The first of these themes can be seen when Travis has his own conflictions about who controls his fate, in this case it is either him or God, discovery can be linked to this when he discovers after various events that he can't be the one who controls his fate that it must be God. This is atleast what he believes, but due to more various events he now doubts his idea of destiny and fate, then in a single situation he takes control of himself and finally discovers the real truth behind his fate, that he is one that controls it, not God.

 

This idea is played throughout the movie, with Travis constantly being unsure of himself and this is shown by the very dramatic change he goes through, from being a sort of average kind of man to being an almost complete psychopath. Travis however does discover in the end the who really is in control and that plays a huge role in the story. 

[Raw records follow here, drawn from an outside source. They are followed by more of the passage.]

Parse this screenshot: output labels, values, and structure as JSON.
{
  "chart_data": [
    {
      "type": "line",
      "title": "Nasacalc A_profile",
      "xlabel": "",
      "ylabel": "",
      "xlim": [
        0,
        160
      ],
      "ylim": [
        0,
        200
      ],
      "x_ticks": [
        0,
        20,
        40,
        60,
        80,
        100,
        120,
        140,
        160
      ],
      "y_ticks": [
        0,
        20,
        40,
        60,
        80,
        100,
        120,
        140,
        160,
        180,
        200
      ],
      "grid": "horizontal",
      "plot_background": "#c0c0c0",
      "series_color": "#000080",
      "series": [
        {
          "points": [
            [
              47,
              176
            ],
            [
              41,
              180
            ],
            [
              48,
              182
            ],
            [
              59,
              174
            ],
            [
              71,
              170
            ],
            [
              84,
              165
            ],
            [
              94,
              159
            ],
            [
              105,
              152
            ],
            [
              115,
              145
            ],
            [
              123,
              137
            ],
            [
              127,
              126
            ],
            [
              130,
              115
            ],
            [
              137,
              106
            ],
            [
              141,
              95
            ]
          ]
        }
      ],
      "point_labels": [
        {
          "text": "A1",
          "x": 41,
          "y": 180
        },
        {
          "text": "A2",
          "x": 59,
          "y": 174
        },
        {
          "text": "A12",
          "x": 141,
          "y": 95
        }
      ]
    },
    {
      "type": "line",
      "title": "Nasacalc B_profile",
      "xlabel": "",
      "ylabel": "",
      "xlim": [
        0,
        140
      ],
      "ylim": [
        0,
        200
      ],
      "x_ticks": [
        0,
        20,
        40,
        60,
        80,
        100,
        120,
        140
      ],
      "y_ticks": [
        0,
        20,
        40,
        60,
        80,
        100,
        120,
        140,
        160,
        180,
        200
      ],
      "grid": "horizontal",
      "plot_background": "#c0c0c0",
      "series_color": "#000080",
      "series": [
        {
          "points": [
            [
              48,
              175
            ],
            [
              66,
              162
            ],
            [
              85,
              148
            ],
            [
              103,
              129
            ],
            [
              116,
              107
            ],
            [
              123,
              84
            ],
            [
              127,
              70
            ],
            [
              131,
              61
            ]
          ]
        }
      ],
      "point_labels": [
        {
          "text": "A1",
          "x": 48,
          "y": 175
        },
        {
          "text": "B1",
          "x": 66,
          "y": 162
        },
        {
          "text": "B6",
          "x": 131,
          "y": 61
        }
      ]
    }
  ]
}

TRAVIS:   "Loneliness has followed me my whole life. Everywhere. In bars, in cars, sidewalks, stores, everywhere. There's no escape. I'm God's lonely man."

TRAVIS:   "You talkin' to me? You talkin' to me? You talkin' to me? Well, who the hell else are you talkin' to? You talkin' to me? Well, I'm the only one here. Who the f**k do you think you're talkin' to?"
 

By far the most famous quotes of this entire film, this is the renowned scene where Travis is talking to himself in the mirror with a pistol hidden up his sleeve. In this scene Travis tries to become more intimidating by treatening the imaginary person infront of him by drawing his gun as quickly as he can. The theme of loneliness is extreamly prominent in this particular scene as Travis is so alone, he is forced to speak with his own reflection and in his mind, the reflection is always threatening him.

 

The discovery here is that Travis finds he wants be a sort of vigilante, that this is his calling, although he tends to seek out the bad things in life even if they aren't actually there. Another and the more important discovery however is when he goes to see Betsy after she has purposely avoided contact with him and he begins to talk to her in the same way that he does to himself in the mirror. He finds that in real life, things don't go the same way as he pictured they would in his mirror, he finds that he does not posses the same power as he does in that world and it shows when he attempts to speak with the one good thing in his life.  

 

Probably one of the most important and obvious aspects of discovery in this film is self-discovery, this is one of the key factors that changes Travis to the man he is towards the end of the film. The self-discovery of his fate and destiny, his loneliness and all his suroundings, they are what turn him into a gun wielding psycho, bent on basically cleansing the cesspool that he lives in. Travis Bickle is a prime example of how discoveries can change a persons beliefs, ideas and the person themself.